Le feu tricolore clignote et passe au rouge, nous nous sommes arrêtés. Les moteurs ronflent, les klaxons s’impatientent, les piétons se faufilent entre les voitures.
Au milieu de ce tumulte, un homme malvoyant, canne blanche en main, guidé par une fillette, tous deux avancent lentement. Il traverse sans voir la couleur du feu, guidé par les sons, les pas autour de lui, et peut-être un peu par la confiance qu’il a appris à cultiver.
Oui cette scène nous est familière, mais bien trop souvent nous ne la percevons pas sous cet angle, avec humanité.
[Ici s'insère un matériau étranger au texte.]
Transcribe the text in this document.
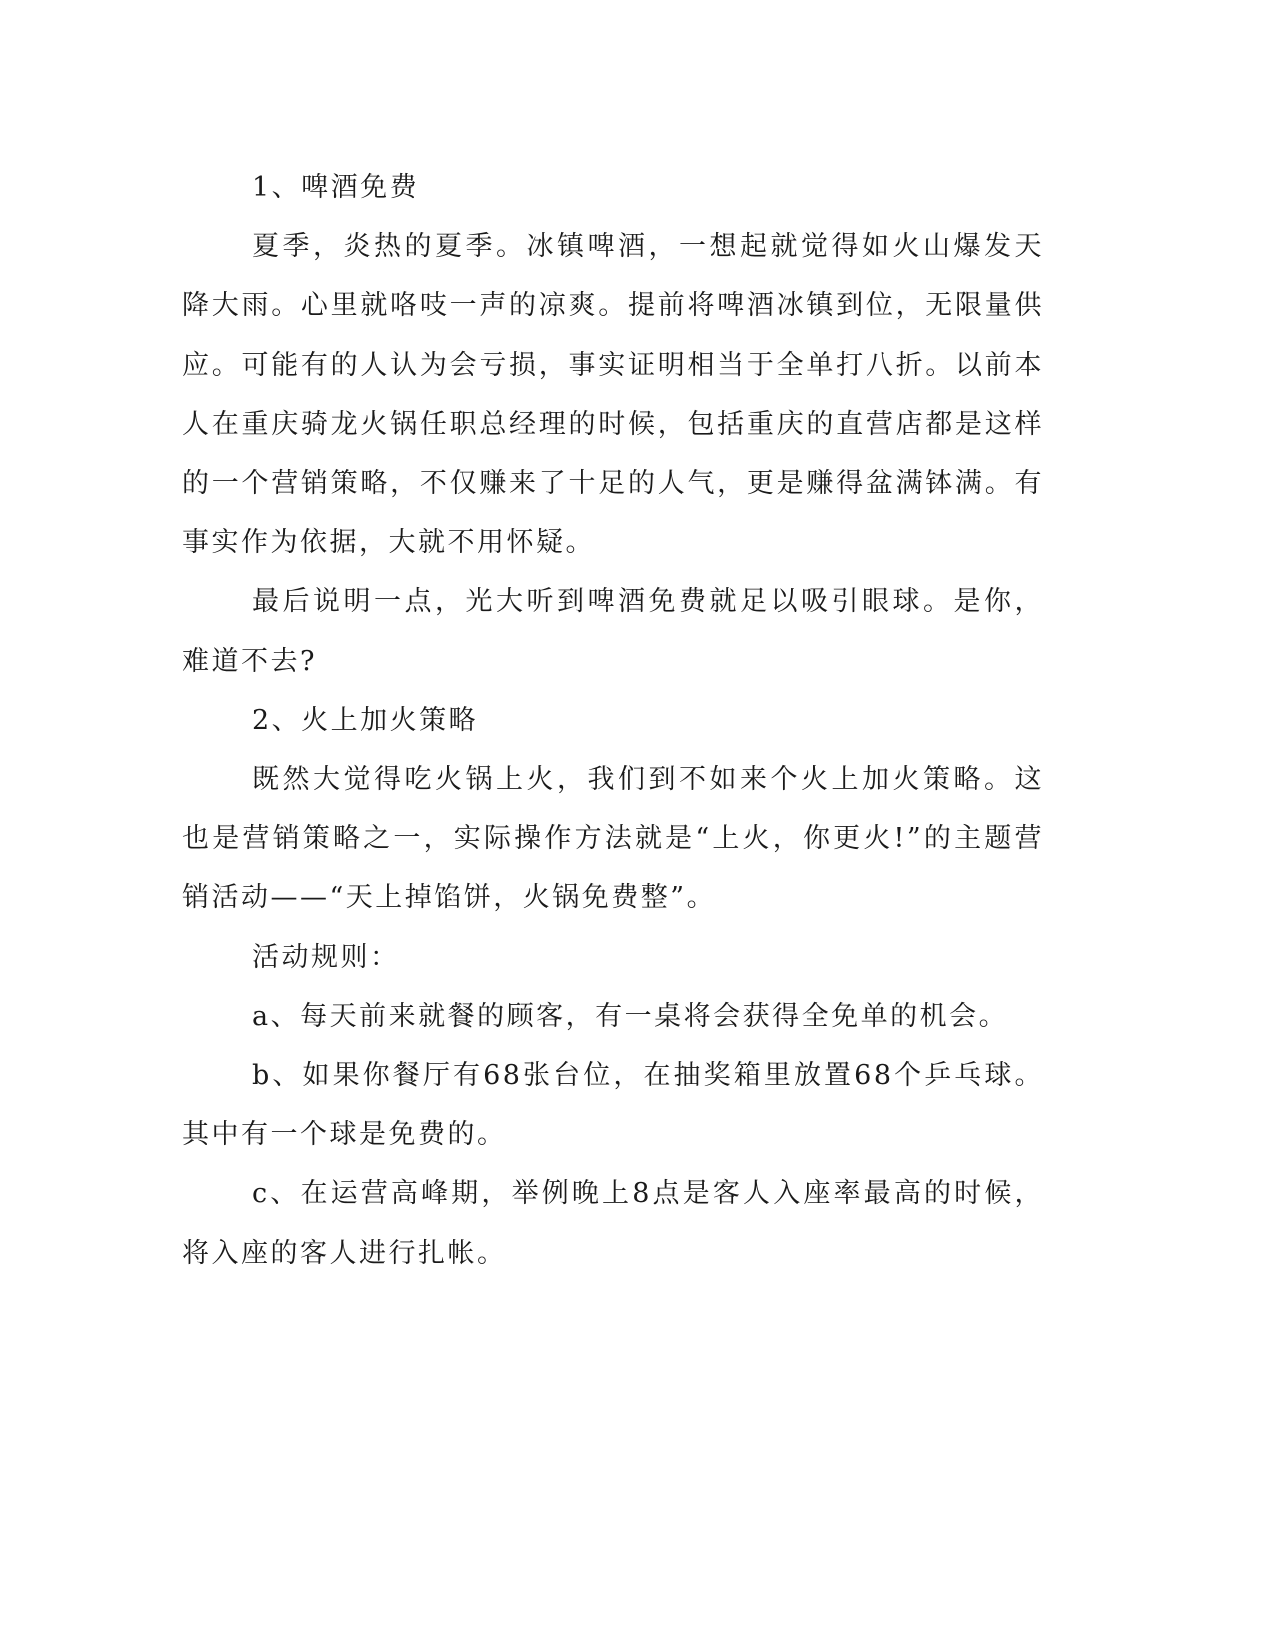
1、啤酒免费

夏季，炎热的夏季。冰镇啤酒，一想起就觉得如火山爆发天降大雨。心里就咯吱一声的凉爽。提前将啤酒冰镇到位，无限量供应。可能有的人认为会亏损，事实证明相当于全单打八折。以前本人在重庆骑龙火锅任职总经理的时候，包括重庆的直营店都是这样的一个营销策略，不仅赚来了十足的人气，更是赚得盆满钵满。有事实作为依据，大就不用怀疑。

最后说明一点，光大听到啤酒免费就足以吸引眼球。是你，难道不去?

2、火上加火策略

既然大觉得吃火锅上火，我们到不如来个火上加火策略。这也是营销策略之一，实际操作方法就是“上火，你更火!”的主题营销活动——“天上掉馅饼，火锅免费整”。

活动规则：

a、每天前来就餐的顾客，有一桌将会获得全免单的机会。

b、如果你餐厅有68张台位，在抽奖箱里放置68个乒乓球。其中有一个球是免费的。

c、在运营高峰期，举例晚上8点是客人入座率最高的时候，将入座的客人进行扎帐。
Banale pour certains, cette scène est bouleversante pour qui prend le temps de la regarder. Ces personnes, ce sont les membres d’une communauté silencieuse et courageuse.
Selon l’Union Malienne des Aveugles (Umav), près de 170 000 Maliens vivent avec une déficience visuelle sévère (données de 2023). La plupart se déplacent sans accompagnement, sans feux sonores, sans trottoirs adaptés. Chaque traversée de route devient pour eux un acte de foi, une petite victoire sur l’indifférence ambiante.
Pourtant, derrière ces silhouettes fragiles au milieu des embouteillages, il y a des vies pleines de force et de dignité. Certains travaillent, oui il y a encore des métiers qui sont à leur portée : standardistes, enseignants ou musiciens. Leur donner du travail c’est faire en sorte qu’ils ne se considèrent pas comme des victimes, mais comme des citoyens à part entière.
À Bamako, pour exemple, le Centre de Formation pour les Aveugles (CFA) forme chaque année des dizaines de jeunes à des métiers manuels, tandis que l’Institut des Jeunes Aveugles du Mali (IJA), fondé en 1972, continue d’éduquer des enfants au braille, à la mobilité et à la confiance en soi.
Et pourtant, dans les rues, sur les trottoirs, dans les transports, peu de choses sont encore pensées pour eux. Les feux tricolores ne sont pas équipés de signaux sonores, les trottoirs sont souvent encombrés, les passages piétons inexistants sur certains axes ou trop éloignés. Ce que l’on voit, ce sont ces cannes qui tâtonnent sur le bitume, ces pas hésitants au bord de la circulation, ces regards absents qui cherchent malgré tout à comprendre le mouvement du monde.
L’accès à l’emploi, aux transports, à l’éducation inclusive, tout cela demande encore du temps, de la volonté et surtout une transformation du regard collectif pour leur bien-être.